Mr. Wrenn looked jealous, with a small hot jealousy. She hastened on with: “Of course, I mean he’s just like a big brother. To all of us.”

It was sweet to both of them, to her to declare and to him to hear, that neither Tom nor any other possessed her heart. Their shy glances were like an outreach of tenderly touching hands as she confided, “Mrs. Arty and he get up picnics, and when we’re out on the Palisades he says to me—you know, sometimes he almost makes me think he is sleepy, though I do believe he just sneaks off under a tree and talks to Mrs. Arty or reads a magazine—but I was saying: he always says to me, ‘Well, sister, I suppose you want to mousey round and dream by yourself—you won’t talk to a growly old bear like me. Well, I’m glad of it. I want to sleep. I don’t want to be bothered by you and your everlasting chatter. Get out!’ I b’lieve he just says that ’cause he knows I wouldn’t want to run off by myself if they didn’t think it was proper.”

As he heard her lively effort to imitate Tom’s bass Mr. Wrenn laughed and pounded his knee and agreed: “Yes, Tom’s an awfully fine fellow, isn’t he!… I love to get out some place by myself, too. I like to wander round places and make up the doggondest fool little stories to myself about them; just as bad as a kiddy, that way.”

“And you read such an awful lot, Mr. Wrenn! My! Oh, tell me, have you ever read anything by Harold Bell Wright or Myrtle Reed, Mr. Wrenn? They write such sweet stories.”

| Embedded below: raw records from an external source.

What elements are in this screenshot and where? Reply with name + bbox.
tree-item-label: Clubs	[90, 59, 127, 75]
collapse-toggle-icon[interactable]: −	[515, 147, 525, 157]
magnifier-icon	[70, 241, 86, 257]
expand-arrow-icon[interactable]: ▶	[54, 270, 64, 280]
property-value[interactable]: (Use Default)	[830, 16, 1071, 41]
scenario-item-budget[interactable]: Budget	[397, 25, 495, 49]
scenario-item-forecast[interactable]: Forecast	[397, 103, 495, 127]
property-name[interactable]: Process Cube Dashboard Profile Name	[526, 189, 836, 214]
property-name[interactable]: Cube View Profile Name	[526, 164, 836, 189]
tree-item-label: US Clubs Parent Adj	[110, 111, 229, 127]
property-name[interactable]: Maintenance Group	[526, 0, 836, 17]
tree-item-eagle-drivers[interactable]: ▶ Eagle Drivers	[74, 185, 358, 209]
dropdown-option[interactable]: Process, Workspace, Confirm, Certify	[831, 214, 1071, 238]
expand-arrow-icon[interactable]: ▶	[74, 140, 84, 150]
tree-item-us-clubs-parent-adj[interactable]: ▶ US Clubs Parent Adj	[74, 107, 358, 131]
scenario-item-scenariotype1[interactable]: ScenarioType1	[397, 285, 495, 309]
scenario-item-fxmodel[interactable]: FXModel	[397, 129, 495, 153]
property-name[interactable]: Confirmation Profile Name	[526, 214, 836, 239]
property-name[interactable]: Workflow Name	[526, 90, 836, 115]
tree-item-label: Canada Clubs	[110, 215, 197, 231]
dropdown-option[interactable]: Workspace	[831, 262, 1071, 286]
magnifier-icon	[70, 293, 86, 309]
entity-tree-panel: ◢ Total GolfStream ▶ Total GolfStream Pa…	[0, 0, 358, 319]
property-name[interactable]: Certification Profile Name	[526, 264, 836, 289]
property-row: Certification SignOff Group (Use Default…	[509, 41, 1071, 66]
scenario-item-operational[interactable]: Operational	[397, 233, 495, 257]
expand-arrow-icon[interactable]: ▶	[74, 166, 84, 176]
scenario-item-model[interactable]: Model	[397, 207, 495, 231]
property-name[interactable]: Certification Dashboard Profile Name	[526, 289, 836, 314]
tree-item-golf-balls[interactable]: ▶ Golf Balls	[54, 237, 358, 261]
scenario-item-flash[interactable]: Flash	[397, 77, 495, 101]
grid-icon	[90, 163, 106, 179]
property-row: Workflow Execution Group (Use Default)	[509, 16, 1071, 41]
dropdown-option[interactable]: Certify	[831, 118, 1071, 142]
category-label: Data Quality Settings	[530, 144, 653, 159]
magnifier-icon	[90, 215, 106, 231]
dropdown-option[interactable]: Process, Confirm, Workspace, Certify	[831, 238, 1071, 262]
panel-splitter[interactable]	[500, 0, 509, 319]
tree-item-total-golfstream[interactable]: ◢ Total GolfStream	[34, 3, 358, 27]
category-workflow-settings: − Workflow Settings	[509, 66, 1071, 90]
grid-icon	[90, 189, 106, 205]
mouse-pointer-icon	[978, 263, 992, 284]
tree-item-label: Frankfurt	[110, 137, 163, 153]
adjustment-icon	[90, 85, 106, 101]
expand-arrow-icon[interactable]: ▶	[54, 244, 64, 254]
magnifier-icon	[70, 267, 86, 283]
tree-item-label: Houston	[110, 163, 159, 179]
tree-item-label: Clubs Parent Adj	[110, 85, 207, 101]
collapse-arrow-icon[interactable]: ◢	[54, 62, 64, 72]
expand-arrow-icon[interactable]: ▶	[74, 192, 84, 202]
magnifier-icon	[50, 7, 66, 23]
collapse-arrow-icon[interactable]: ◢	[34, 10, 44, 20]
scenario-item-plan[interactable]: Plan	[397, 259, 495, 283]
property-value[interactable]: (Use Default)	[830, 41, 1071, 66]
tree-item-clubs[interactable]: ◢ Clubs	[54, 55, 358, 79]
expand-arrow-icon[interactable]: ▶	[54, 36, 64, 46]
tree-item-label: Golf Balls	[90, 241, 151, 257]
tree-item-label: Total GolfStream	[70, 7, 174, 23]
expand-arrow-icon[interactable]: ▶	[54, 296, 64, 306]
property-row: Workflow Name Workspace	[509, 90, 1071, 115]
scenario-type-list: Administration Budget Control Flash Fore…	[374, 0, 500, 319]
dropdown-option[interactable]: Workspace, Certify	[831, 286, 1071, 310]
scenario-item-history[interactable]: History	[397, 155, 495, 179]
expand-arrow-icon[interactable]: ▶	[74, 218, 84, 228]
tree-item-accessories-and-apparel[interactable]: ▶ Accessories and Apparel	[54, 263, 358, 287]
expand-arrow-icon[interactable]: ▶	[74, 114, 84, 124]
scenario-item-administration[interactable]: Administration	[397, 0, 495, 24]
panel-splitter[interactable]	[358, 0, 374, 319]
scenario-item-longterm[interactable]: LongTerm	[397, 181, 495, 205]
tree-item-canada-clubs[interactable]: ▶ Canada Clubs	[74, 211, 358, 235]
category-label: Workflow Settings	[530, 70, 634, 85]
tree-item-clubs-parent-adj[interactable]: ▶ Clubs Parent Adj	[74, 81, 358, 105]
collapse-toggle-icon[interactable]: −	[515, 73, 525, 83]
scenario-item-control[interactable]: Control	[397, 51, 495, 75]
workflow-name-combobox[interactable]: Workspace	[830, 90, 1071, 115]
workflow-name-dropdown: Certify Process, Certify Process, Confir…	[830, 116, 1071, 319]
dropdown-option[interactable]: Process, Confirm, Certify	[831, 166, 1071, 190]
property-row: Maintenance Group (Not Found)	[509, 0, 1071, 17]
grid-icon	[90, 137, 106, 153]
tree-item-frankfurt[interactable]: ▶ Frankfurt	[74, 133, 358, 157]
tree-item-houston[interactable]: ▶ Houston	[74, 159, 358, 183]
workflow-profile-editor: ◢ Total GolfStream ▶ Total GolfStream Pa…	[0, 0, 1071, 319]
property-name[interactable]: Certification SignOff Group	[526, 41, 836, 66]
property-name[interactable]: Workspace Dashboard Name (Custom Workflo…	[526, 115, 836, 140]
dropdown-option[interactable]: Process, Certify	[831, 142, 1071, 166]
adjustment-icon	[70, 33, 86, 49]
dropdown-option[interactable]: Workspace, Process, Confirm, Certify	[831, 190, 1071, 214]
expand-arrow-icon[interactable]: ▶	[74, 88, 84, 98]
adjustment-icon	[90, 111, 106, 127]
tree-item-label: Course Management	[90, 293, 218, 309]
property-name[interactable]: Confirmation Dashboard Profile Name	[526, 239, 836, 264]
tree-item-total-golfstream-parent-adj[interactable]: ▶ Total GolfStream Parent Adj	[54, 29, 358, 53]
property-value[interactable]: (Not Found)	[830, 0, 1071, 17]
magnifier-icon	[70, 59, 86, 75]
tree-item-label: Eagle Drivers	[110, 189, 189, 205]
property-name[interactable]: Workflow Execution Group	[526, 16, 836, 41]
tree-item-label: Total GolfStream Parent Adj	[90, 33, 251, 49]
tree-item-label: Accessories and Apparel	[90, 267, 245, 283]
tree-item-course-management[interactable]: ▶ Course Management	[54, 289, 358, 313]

He had not, but he expressed an unconquerable resolve so to do, and with immediateness. She went on:

“Mrs. Arty told me you had a real big library—nearly a hundred books and—Do you mind? I went in your room and peeked at them.”

“No, course I don’t mind! If there’s any of them you’d like to borrow any time, Miss Nelly, I would be awful glad to lend them to you…. But, rats! Why, I haven’t got hardly any books.”